José Olmo

José Olmo

«Siempre hemos trabajado en Granada, y siempre como Automáticos Olmo. Es un orgullo»

José Olmo es uno de los tres hermanos que actualmente dirigen Automáticos Olmo, empresa granadina del sector del juego. Nos recibe en las oficinas de su empresa, situadas en la céntrica Calle Ganivet. De camino hacia allí recuerdo las partidas que jugué en su salón recreativo (adyacente a las oficinas) cuando era adolescente, aquellos campeonatos que preparábamos durante toda la semana y que se materializaban el sábado por la tarde. Siempre que entraba recordaba las historias que contaba mi padre de aquellos salones, y eso me hacía -pero sobre todo me hace ahora- sentirme más mayor; estaba haciendo lo mismo que había hecho él treinta años antes en un lugar en el que el tiempo parecía haberse detenido, o eso me parecía a mí. Solo algunos videojuegos modernos me devolvían a los años 90, y no a los 60 en los que creía (o quería, ya no lo sé) estar.

Pasamos a su despacho, y comenzamos a hablar. La historia de Automáticos Olmo comienza en 1959, cuando el padre de José adquiere Billares Ganivet. Una vez se hace con la dinámica del sector de la época, compra algunos pinballs (o máquinas del millón, como son también conocidas), que explota en su salón primero, para dar el salto a la hostelería después. Nos situamos a inicio de los 60. Ya a finales de la década aparecen algunos videojuegos; a partir del 77, con la despenalización del juego, llegan las máquinas de dinero. Y así nos plantamos en 2015, 56 años después. Casi nada. Automáticos Olmo sigue funcionando en la actualidad. Han tocado todos los palos del negocio, sobre todo una vez vinculados los tres hermanos a la empresa: José se dedica a la parte de ventas, Ramón, a la operadora, y Rafael, a los salones.

hermanos Olmo

Por su parte, en el año 64 José Olmo suspende uno de los exámenes del PREU (curso preuniversitario, ya desaparecido; equivale, más o menos, al actual segundo de Bachillerato), y aunque luego aprueba por libre, decide comenzar a trabajar en la empresa familiar. Después del servicio militar obligatorio se dedica a tiempo completo a trabajar para su padre.

Tiene la capacidad, que siempre he admirado, de recordar fechas, cronologías de acontecimientos y nombres propios. En un momento de la charla, le pregunto si todas sus máquinas de los 60 eran de fabricación nacional: «Sí, las de los años 60, sí. Tuvimos incluso el primer pinball que se fabricó en España, en Zaragoza». Preguntamos si era un Petaco: «No, Petaco no fue la primera. Primero fue GMC, en Zaragoza, y luego Vázquez Hermanos en Alicante. Petaco y Maresa llegaron justo después, creo recordar», responde sin pestañear y con una sonrisa.

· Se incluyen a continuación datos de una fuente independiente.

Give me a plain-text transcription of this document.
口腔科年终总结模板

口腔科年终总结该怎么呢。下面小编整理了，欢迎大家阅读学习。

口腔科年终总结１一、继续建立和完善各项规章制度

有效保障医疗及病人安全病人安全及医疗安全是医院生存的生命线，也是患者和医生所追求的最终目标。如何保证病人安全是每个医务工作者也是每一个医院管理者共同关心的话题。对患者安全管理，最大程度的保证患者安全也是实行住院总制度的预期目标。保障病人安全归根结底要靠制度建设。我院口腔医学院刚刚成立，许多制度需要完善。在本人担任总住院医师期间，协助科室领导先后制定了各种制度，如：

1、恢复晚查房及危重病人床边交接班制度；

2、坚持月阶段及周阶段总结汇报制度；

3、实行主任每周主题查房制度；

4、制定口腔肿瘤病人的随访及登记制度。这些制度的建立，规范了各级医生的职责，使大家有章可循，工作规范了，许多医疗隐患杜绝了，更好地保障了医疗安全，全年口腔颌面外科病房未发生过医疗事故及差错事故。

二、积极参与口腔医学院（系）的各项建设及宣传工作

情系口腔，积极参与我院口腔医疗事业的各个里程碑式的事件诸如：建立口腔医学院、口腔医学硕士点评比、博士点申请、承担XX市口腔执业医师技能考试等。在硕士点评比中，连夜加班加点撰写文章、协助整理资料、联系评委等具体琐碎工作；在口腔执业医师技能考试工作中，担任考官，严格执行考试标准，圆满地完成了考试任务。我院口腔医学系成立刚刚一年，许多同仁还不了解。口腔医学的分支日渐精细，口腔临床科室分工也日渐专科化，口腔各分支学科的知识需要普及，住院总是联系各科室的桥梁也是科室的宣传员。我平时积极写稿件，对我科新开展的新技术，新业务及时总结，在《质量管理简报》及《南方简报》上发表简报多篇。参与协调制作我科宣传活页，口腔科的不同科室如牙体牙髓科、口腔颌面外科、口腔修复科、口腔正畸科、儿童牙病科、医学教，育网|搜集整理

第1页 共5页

También conversamos sobre la fama negativa de los salones: «Pues no lo sé. En los 60 no había discotecas o televisión. Sobre todo en los días de lluvia, los recreativos eran la única opción de divertirse. Supongo que porque aquí venía todo el mundo, y era fácil ver a personas de todo tipo. Recuerdo haber visto jugar aquí hasta a Felipe González». Seguramente lleve razón, pero eso confirma la injusticia que constituye el trato que se le da al sector. Añade: «Para paliar esa fama se crean las asociaciones. La primera fue ANDEMAR, que tuvo más de 4.000 afiliados. Aquí tengo mi antiguo carnet, yo era el socio 33».

Por último, departimos sobre la evolución del negocio, y su mirada se dirige de nuevo hacia arriba en un gesto de nostalgia: «Antes casi no había competencia. De hecho, ni siquiera había técnicos; casi todos eran empleados de Telefónica, porque el sistema de las centralitas era idéntico al de las máquinas de millón, a base de relés. Ahora es todo mucho más profesional, y las tasas, altísimas; tanto, que han hecho inviables máquinas que antes eran rentables. El impuesto debería pagarse por recaudación, que es técnicamente posible, ya que las máquinas tienen un contador que no se puede modificar, pero la administración sigue negándose porque le es más cómodo. Antes el impuesto tampoco tenía en cuenta la recaudación, pero era mucho más bajo».

Apagamos la grabadora, aunque seguimos hablando mientras nos muestra las oficinas; curioso, le pregunto qué ha sido del hombre que trabaja en el salón donde jugábamos al billar y nos preparaba los bocadillos que le pedíamos para merendar: «Pues murió, se llamaba Fernando». Entonces yo también miro hacia arriba y comienzo a recordar.